Abstract
Insects represent half of all global biodiversity, yet many of the world's insects are disappearing, with severe implications for ecosystems and agriculture. Despite this crisis, data on insect diversity and abundance remain woefully inadequate, due to the scarcity of human experts and the lack of scalable tools for monitoring. Ecologists have started to adopt camera traps to record and study insects, and have proposed computer vision algorithms as an answer for scalable data processing. However, insect monitoring in the wild poses unique challenges that have not yet been addressed within computer vision, including the combination of long-tailed data, extremely similar classes, and significant distribution shifts. We provide the first large-scale machine learning benchmarks for fine-grained insect recognition, designed to match real-world tasks faced by ecologists. Our contributions include a curated dataset of images from citizen science platforms and museums, and an expert-annotated dataset drawn from automated camera traps across multiple continents, designed to test out-of-distribution generalization under field conditions. We train and evaluate a variety of baseline algorithms and introduce a combination of data augmentation techniques that enhance generalization across geographies and hardware setups. Code and datasets are made publicly available.
Abstract (translated)
昆虫是所有全球生物多样性的一半,然而世界范围内很多昆虫正在消失,对生态系统和农业造成了严重影响。尽管如此,昆虫多样性和丰度数据仍然非常不足,由于人类专家的稀缺和可扩展的数据监测工具的缺乏。

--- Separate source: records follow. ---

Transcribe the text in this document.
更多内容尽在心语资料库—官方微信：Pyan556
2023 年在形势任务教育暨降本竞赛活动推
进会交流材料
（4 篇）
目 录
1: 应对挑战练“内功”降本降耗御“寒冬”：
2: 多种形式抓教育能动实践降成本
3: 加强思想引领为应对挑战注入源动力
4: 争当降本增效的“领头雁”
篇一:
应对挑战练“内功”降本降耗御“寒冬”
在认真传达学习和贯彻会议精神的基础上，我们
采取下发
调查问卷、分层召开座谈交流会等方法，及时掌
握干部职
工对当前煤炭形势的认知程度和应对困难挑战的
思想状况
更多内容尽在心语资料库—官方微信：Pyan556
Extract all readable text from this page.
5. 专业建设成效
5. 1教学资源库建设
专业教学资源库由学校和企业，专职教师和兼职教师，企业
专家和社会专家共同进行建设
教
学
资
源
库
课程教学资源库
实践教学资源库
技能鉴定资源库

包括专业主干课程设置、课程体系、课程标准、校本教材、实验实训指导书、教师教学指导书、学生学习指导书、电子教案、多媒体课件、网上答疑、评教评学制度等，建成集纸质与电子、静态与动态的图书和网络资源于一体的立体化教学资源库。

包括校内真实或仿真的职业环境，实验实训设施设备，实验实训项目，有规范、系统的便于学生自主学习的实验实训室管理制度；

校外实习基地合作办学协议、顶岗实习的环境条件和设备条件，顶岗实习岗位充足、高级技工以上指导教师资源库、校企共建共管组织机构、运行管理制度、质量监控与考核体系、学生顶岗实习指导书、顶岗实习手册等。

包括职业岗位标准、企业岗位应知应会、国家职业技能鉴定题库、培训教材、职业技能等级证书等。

生态学家开始使用相机陷阱记录和研究昆虫,并提出了计算机视觉算法作为可扩展数据处理的答案。然而,在计算机视觉中,野生昆虫监测面临着独特的挑战,包括长尾数据的组合、极其相似的类和显著的分布变化。我们为生态学家提供了第一个大型的机器学习基准,针对细粒度昆虫识别,以匹配生态学家面临的真实世界任务。我们的贡献包括一个由公民科学平台和博物馆的图片组成的 curated数据集,以及一个来自多个大陆的自动相机陷阱的专家注释数据集,旨在在实地条件下测试离散分布的泛化。我们训练和评估了各种基线算法,并引入了一种数据增强技术,旨在增强在地理和硬件环境中的泛化。代码和数据集都是公开可用的。